Atlas with the weight of the world on his shoulders.

The Museum also has a collection of art and artifacts from Pompeii in the “Secret Room”. You’ve got to be 14 to get in and it houses “adult themed” works of art. It was…educational.

Next we walked over to Via San Gregorio Armenia, which is otherwise known as Christmas alley where you can buy hand carved nativities that are made right there. They are beautiful to be sure but surrounding it all is an almost overwhelming assortment of other Christmas tchotchkes, all tacky, noisy and out of sync with the nativities. It was crowded and while I’m glad we saw it, I think it’s also true to say that I don’t need to go back. One and done.
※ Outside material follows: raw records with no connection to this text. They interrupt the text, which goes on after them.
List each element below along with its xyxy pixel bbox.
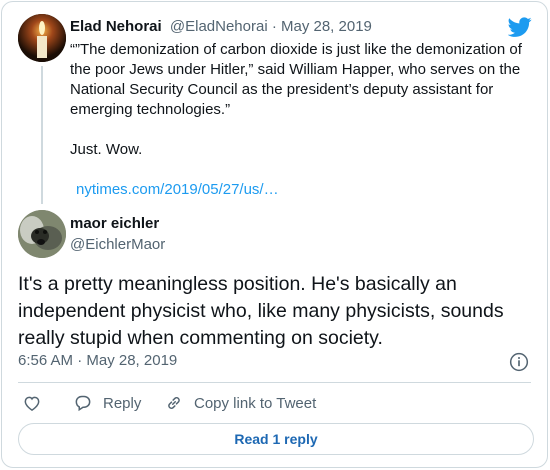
divider xyxy=(18,382,531,383)
link-icon xyxy=(168,397,180,409)
parent-author-handle[interactable]: @EladNehorai · May 28, 2019 xyxy=(170,18,372,35)
copy-link-label: Copy link to Tweet xyxy=(194,394,317,412)
reply-author-handle[interactable]: @EichlerMaor xyxy=(70,235,165,255)
like-button[interactable] xyxy=(22,391,42,415)
heart-icon xyxy=(24,396,40,411)
thread-connector-line xyxy=(41,66,43,204)
dog-avatar-image xyxy=(18,210,66,258)
twitter-bird-icon[interactable] xyxy=(508,15,532,39)
tweet-actions-bar: Reply Copy link to Tweet xyxy=(2,391,547,415)
parent-author-name[interactable]: Elad Nehorai xyxy=(70,18,162,35)
candle-avatar-image xyxy=(18,14,66,62)
reply-button-label: Reply xyxy=(103,394,142,412)
reply-button[interactable]: Reply xyxy=(73,391,141,415)
parent-author-header: Elad Nehorai @EladNehorai · May 28, 2019 xyxy=(70,17,372,37)
reply-avatar[interactable] xyxy=(18,210,66,258)
parent-avatar[interactable] xyxy=(18,14,66,62)
read-replies-button[interactable]: Read 1 reply xyxy=(18,423,534,455)
parent-quote: “”The demonization of carbon dioxide is … xyxy=(70,41,522,118)
copy-link-button[interactable]: Copy link to Tweet xyxy=(164,391,316,415)
parent-tweet-text: “”The demonization of carbon dioxide is … xyxy=(70,40,530,160)
reply-author-name[interactable]: maor eichler xyxy=(70,214,159,234)
tweet-embed-card: Elad Nehorai @EladNehorai · May 28, 2019… xyxy=(1,1,548,468)
info-icon[interactable] xyxy=(509,352,529,372)
parent-article-link[interactable]: nytimes.com/2019/05/27/us/… xyxy=(76,180,279,200)
comment-icon xyxy=(75,395,91,412)
tweet-timestamp[interactable]: 6:56 AM · May 28, 2019 xyxy=(18,351,177,371)
reply-tweet-text: It's a pretty meaningless position. He's… xyxy=(18,273,504,349)
parent-comment: Just. Wow. xyxy=(70,141,143,158)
Beautifully carved and created.

We did visit the subterranean caverns close by. Those were cool. Originally part of 400 km of Roman aqueducts, it was drained in the 1800s after being contaminated with cholera and was a bomb shelter for citizens in WWII.

Of note: 132 steps down and back up so bring your own portable defibrillator. Also don’t go with a group of athletes in town competing because you will be the only one gasping for air when the guide brings you up all 132 steps without a break in record time.

A Roman Cistern

Lunch was authentic pizza at Sorbillo. They are one of THE pizza destinations and we were lucky enough to get there when there was no line. Delicious.

The most legit pizza I’ll ever eat.

Dinner was pasta with clams and mussels and a lovely white wine.

Spaghetti with clams
Spaghetti with mussels
And the wine

Day one was very well spent.

Day two was meant to be the big birthday adventure that we had planned to see the Pompeii ruins and then walk to the top of Mt Vesuvius. If there is one thing Naples has taught me in its organized chaos is keep your plans flexible. We were late getting to Pompeii courtesy of a pair of lovely young honeymooners who had the bus wait outside for them during pickup. We weren’t bored though, someone was ill in the street and we had front tow seats to his urgent care team. I’m sure he’s fine because he was attended to by 3 paramedics, 4 police with rifles, another 4 men in business suits and a woman, presumably his wife. Blanket on, blanket off, blanket on, blanket off, use scissors to cut his expensive shirt open, leave blanket off, have him lift his head for the neck brace. Still no blanket. Everyone take a turn talking to him. On the stretcher, still no blanket, leave honeymooners behind, pickup next stop and circle back 15 minutes later because they are finally ready. Ambulance gone.

Pompeii was amazing, absolutely stunning and I’m so thankful we could go. It was not hard to imagine what it was like in Roman times because it’s been preserved beautifully. The streets have carriage ruts, we sat in one of the theatres, visited a villa, the spa, a brothel and the public square. Just amazing.

Gardens of a Roman Villa
Victim of Vesuvius, a pregnant woman.
This way to the brothel.
Vesuvius

From there things went sideways again, Vesuvius was closed due to a landslide and we were offered a trip to Sorrento instead.

Sorrento was beautiful, I can imagine it is breathtaking in the summer high season but it was just gorgeous today. A few photos of the bay, a free limoncello tasting, time for delicious coffee in the square admiring the Christmas decorations, And back to Naples.

Vesuvius across the bay.

On the way back to Naples, almost another diversion when the truck in front of us broke down in the street. Literally you heard a bang and the trailer was on the ground so either the hitch broke, or the axel broke. I thought for sure we were going to be there for hours, but at least four men appeared out of nowhere and directed us around with centimetres to spare.

As you can see by the angle, this truck isn’t moving.

Last stop of our stay was dinner at a well rated but not upscale restaurant just up the street. Re Lazzarone is rated #35 out of over 2600 restaurants in Naples so we figured it would be a good spot for a birthday dinner. It did not disappoint. Fresh pasta, fresh ingredients, local wine, the perfect birthday dinner.

Creamy lemon pasta with shrimp.
I missed the name but it’s got marscapone and espresso powder.

That’s a wrap for Naples, next stop, Rome.